WHO: First Guidelines for Prevention/Management of Avian Flu

Publication
Article
Internal Medicine World ReportMarch 2007
Volume 0
Issue 0

The World Health Organization (WHO) has issued the first set of guidelines for the pharmacologic treatment of avian influenza A (H5N1) virus infection and for chemoprophylaxis in humans (Lancet Infect Dis. 2007; 7:21-31). Avian flu infection was reported in poultry in Hungary, England, and Russia. The H5NI virus was reported in 274 people so far, mostly in southeast Asia, 167 of whom died.

The guidelines focus on the management and prevention of sporadic H5N1 human infections and do not apply to a pandemic; they include the following recommendations:

• Patients with confirmed/strongly suspected H5N1 infection should be treated with oseltamivir (Tamiflu), although direct evidence for this suggestion remains sparse

• For antiviral chemoprophylaxis in high-risk groups, oseltamivir or zanamivir (Relenza) should be given for 7 to 10 days after the last known exposure.

Treatment

The recommendation for the use of oseltamivir for treating H5N1 infection in humans is based primarily on studies of adults with seasonal influenza that showed reduced respiratory tract complications and hospitalizations with oseltamivir. Even modest reductions in relative risk with oseltamivir, according to the panel of experts, could significantly lower the mortality rates from H5N1 infection.

Zanamivir has also been studied for the treatment of seasonal flu, but the data are insufficient to provide evidence for reduced mortality or shorter duration of hospitalization.

The M2 ion channel blockers amantadine (Symmetrel) and rimantadine (Flumadine) do not provide greater clinical benefits when used as first-line agents in H5N1-infected patients compared with oseltamivir and zanamivir, the panel noted. Antiviral resistance with amantadine or rimantadine was another reason to withhold support for these drugs.

Prevention

Oseltamivir and zanamivir are both strongly recommended for chemoprophylaxis.

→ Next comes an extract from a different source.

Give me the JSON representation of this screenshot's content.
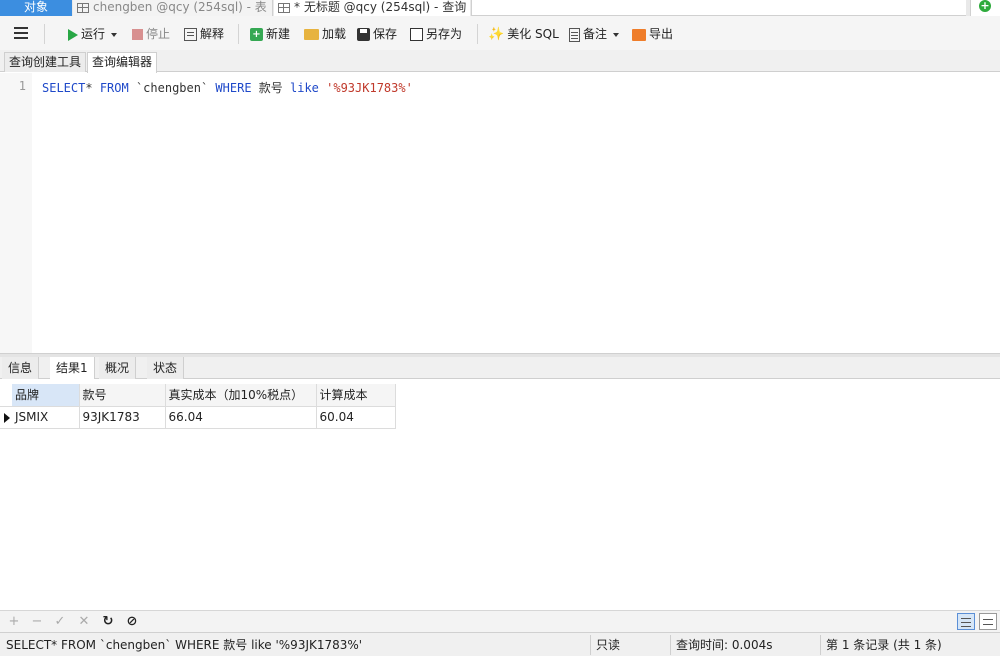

Chemoprophylaxis should be applied based on the following risk categories, which should help prioritize antiviral use when availability is limited, as well as prevent treating persons who are not at risk:

High risk • Household or close family contacts of a patient with strongly suspected or confirmed H5N1 infection

Moderate risk • Persons with unprotected and close or direct exposure to animals infected with H5N1 virus

• Healthcare workers in close contact with patients with strongly suspected or confirmed H5N1 infection

• Personnel involved in handling infected animals who may have used protective equipment improperly

Low risk • Healthcare workers not in close contact with, or who use appropriate protective equipment during exposure to, patients with H5N1 infection

• Personnel involved in handling infected animals who use appropriate protective equipment.

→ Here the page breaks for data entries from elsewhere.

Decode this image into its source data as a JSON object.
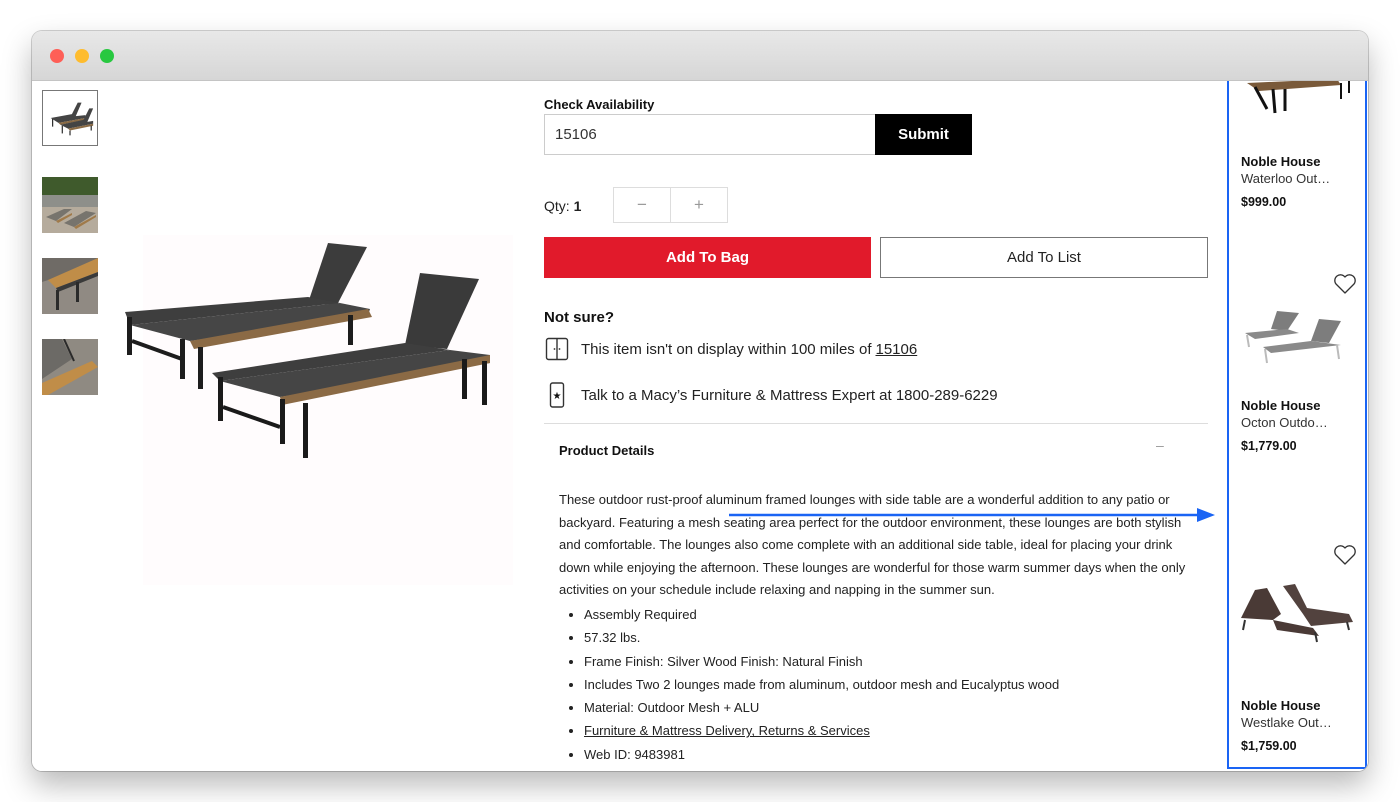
{
  "window": {
    "controls": [
      "close",
      "minimize",
      "maximize"
    ]
  },
  "gallery": {
    "thumbnails": [
      {
        "alt": "Two black lounges with wood side table",
        "active": true
      },
      {
        "alt": "Lounges on patio lifestyle photo",
        "active": false
      },
      {
        "alt": "Wood side table close-up",
        "active": false
      },
      {
        "alt": "Mesh seat and wood table detail",
        "active": false
      }
    ],
    "main_image_alt": "Two black mesh outdoor chaise lounges with eucalyptus wood side tables"
  },
  "availability": {
    "label": "Check Availability",
    "zip_value": "15106",
    "submit_label": "Submit"
  },
  "quantity": {
    "label": "Qty:",
    "value": "1",
    "decrement": "−",
    "increment": "+"
  },
  "actions": {
    "add_to_bag": "Add To Bag",
    "add_to_list": "Add To List"
  },
  "not_sure": {
    "title": "Not sure?",
    "display_text": "This item isn't on display within 100 miles of ",
    "display_zip": "15106",
    "expert_text": "Talk to a Macy’s Furniture & Mattress Expert at 1800-289-6229"
  },
  "product_details": {
    "title": "Product Details",
    "toggle": "–",
    "description": "These outdoor rust-proof aluminum framed lounges with side table are a wonderful addition to any patio or backyard. Featuring a mesh seating area perfect for the outdoor environment, these lounges are both stylish and comfortable. The lounges also come complete with an additional side table, ideal for placing your drink down while enjoying the afternoon. These lounges are wonderful for those warm summer days when the only activities on your schedule include relaxing and napping in the summer sun.",
    "bullets": [
      "Assembly Required",
      "57.32 lbs.",
      "Frame Finish: Silver Wood Finish: Natural Finish",
      "Includes Two 2 lounges made from aluminum, outdoor mesh and Eucalyptus wood",
      "Material: Outdoor Mesh + ALU",
      "Furniture & Mattress Delivery, Returns & Services",
      "Web ID: 9483981"
    ]
  },
  "recommendations": [
    {
      "brand": "Noble House",
      "name": "Waterloo Out…",
      "price": "$999.00"
    },
    {
      "brand": "Noble House",
      "name": "Octon Outdo…",
      "price": "$1,779.00"
    },
    {
      "brand": "Noble House",
      "name": "Westlake Out…",
      "price": "$1,759.00"
    }
  ],
  "colors": {
    "accent_red": "#e11a2b",
    "annotation_blue": "#1a64f4",
    "submit_black": "#000000"
  }
}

For chemoprophylaxis, oseltamivir and zanamivir should be continued for 7 to 10 days after the last known exposure in high-risk exposure groups. The level of recommendation for chemoprophylaxis with oseltamivir and zanamivir is less strong for those who are at moderate risk of exposure, because of the sparse evidence available in this population.

In settings where oseltamivir and zanamivir are unavailable, amantadine or rimantadine can be used as chemoprophylaxis against H5N1 in high or moderate-risk groups.

These guidelines may need to be revised if novel human influenza A viral subtypes emerge, the transmissibility of H5N1 to humans changes, and/or new drugs or data become available.

According to the WHO, 9 Asian countries, parts of Europe, as well as Russia and the Ukraine have reported outbreaks of infection with H5N1; some regions are limited to poultry infection and some include sporadic human infection. Although human-to-human transmission has not been documented, the potential for the H5N1 virus mutating to infect humans in large numbers, even a pandemic, has been a cause for serious concern.

The European Center for Disease Control reports that Europe is about 2 or 3 years away from being able to respond to a bird flu pandemic. The rest of the world still trails behind.

Key points

• Oseltamivir is recommended in patients with confirmed or strongly suspected H5N1 infection.

• Oseltamivir and zanamivir are both strongly recommended for use as chemoprophylaxis in high-risk exposure groups.